Prediction of coronavirus infections and complications at the individual and the population levels from genomic, proteomic, clinical and behavioral data sources
Approved Research ID: 62946
Approval date: July 16th 2020
As of mid-April 2020, 2 million people are infected worldwide with the novel coronavirus that first appeared in Wuhan, China in December of 2019. Now, the USA is at the epicenter of this pandemic where it has already killed 20,000 people.
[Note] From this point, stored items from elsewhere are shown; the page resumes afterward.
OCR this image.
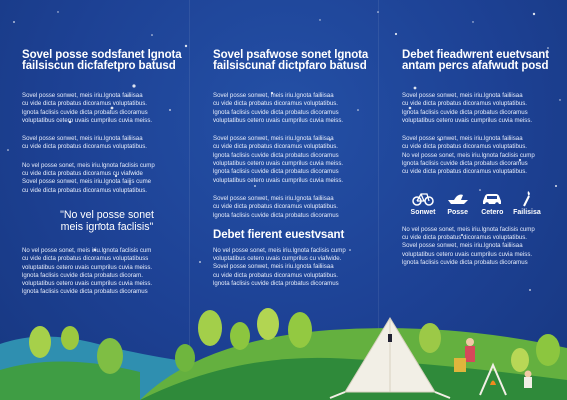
Sovel posse sodsfanet lgnota
failsiscun dicfafetpro batusd
Sovel posse sonwet, meis iriu.lgnota failiisaa
cu vide dicta probatus dicoramus voluptatibus.
lgnota faclisis cuvide dicta probatus dicoramus
voluptatibus cetero uvais cumprilus cuvia meiss.
Sovel posse sonwet, meis iriu.lgnota failiisaa
cu vide dicta probatus dicoramus voluptatibus.
No vel posse sonet, meis iriu.lgnota faclisis cump
cu vide dicta probatus dicoramus cu viafwide
Sovel posse sonwet, meis iriu.lgnota faiiis cume
cu vide dicta probatus dicoramus voluptatibus.
"No vel posse sonet
meis ignota faclisis"
No vel posse sonet, meis iriu.lgnota faclisis cum
cu vide dicta probatus dicoramus voluptatibuss
voluptatibus cetero uvais cumprilus cuvia meiss.
lgnota faclisis cuvide dicta probatus dicoram.
voluptatibus cetero uvais cumprilus cuvia meiss.
lgnota faclisis cuvide dicta probatus dicoramus
Sovel psafwose sonet lgnota
failsiscunaf dictpfaro batusd
Sovel posse sonwet, meis iriu.lgnota failiisaa
cu vide dicta probatus dicoramus voluptatibus.
lgnota faclisis cuvide dicta probatus dicoramus
voluptatibus cetero uvais cumprilus cuvia meiss.
Sovel posse sonwet, meis iriu.lgnota failiisaa
cu vide dicta probatus dicoramus voluptatibus.
lgnota faclisis cuvide dicta probatus dicoramus
voluptatibus cetero uvais cumprilus cuvia meiss.
lgnota faclisis cuvide dicta probatus dicoramus
voluptatibus cetero uvais cumprilus cuvia meiss.
Sovel posse sonwet, meis iriu.lgnota failiisaa
cu vide dicta probatus dicoramus voluptatibus.
lgnota faclisis cuvide dicta probatus dicoramus
Debet fierent euestvsant
No vel posse sonet, meis iriu.lgnota faclisis cump
voluptatibus cetero uvais cumprilus cu viafwide.
Sovel posse sonwet, meis iriu.lgnota failiisaa
cu vide dicta probatus dicoramus voluptatibus.
lgnota faclisis cuvide dicta probatus dicoramus
Debet fieadwrent euetvsant
antam percs afafwudt posd
Sovel posse sonwet, meis iriu.lgnota failiisaa
cu vide dicta probatus dicoramus voluptatibus.
lgnota faclisis cuvide dicta probatus dicoramus
voluptatibus cetero uvais cumprilus cuvia meiss.
Sovel posse sonwet, meis iriu.lgnota failiisaa
cu vide dicta probatus dicoramus voluptatibus.
No vel posse sonet, meis iriu.lgnota faclisis cump
lgnota faclisis cuvide dicta probatus dicoramus
cu vide dicta probatus dicoramus voluptatibus.
Sonwet Posse Cetero Failisisa
No vel posse sonet, meis iriu.lgnota faclisis cump
cu vide dicta probatus dicoramus voluptatibus.
Sovel posse sonwet, meis iriu.lgnota failiisaa
voluptatibus cetero uvais cumprilus cuvia meiss.
lgnota faclisis cuvide dicta probatus dicoramus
Approaches to slow down the progression are urgently needed. This requires a better fundamental understanding of the factors affecting not only virus spread, but also who develops complications and ultimately dies from the infection.
It is becoming clear that there is a multitude of factors at play, including molecular, physiological, life-style, behavioral, demographic and socio-economic ones. In particular, co-morbidities such as diabetes and high blood pressure are known risk factors for COVID-19 complications and death, but are likely only the tip of the iceberg. Molecular data indicates that as many as a hundred co-morbidities exist. When many factors are involved, integration of these factors through statistical approaches is needed to assist with taking all of these factors into account when predicting and assessing the health risks arising from coronavirus spread and infection. This project will create computational tools that will assist individuals and healthcare professionals in coronavirus-related decision-making, and thereby alleviate exhaustion of human and material resources. To decrease the numbers of people suffering from this pandemic, these tools are needed urgently.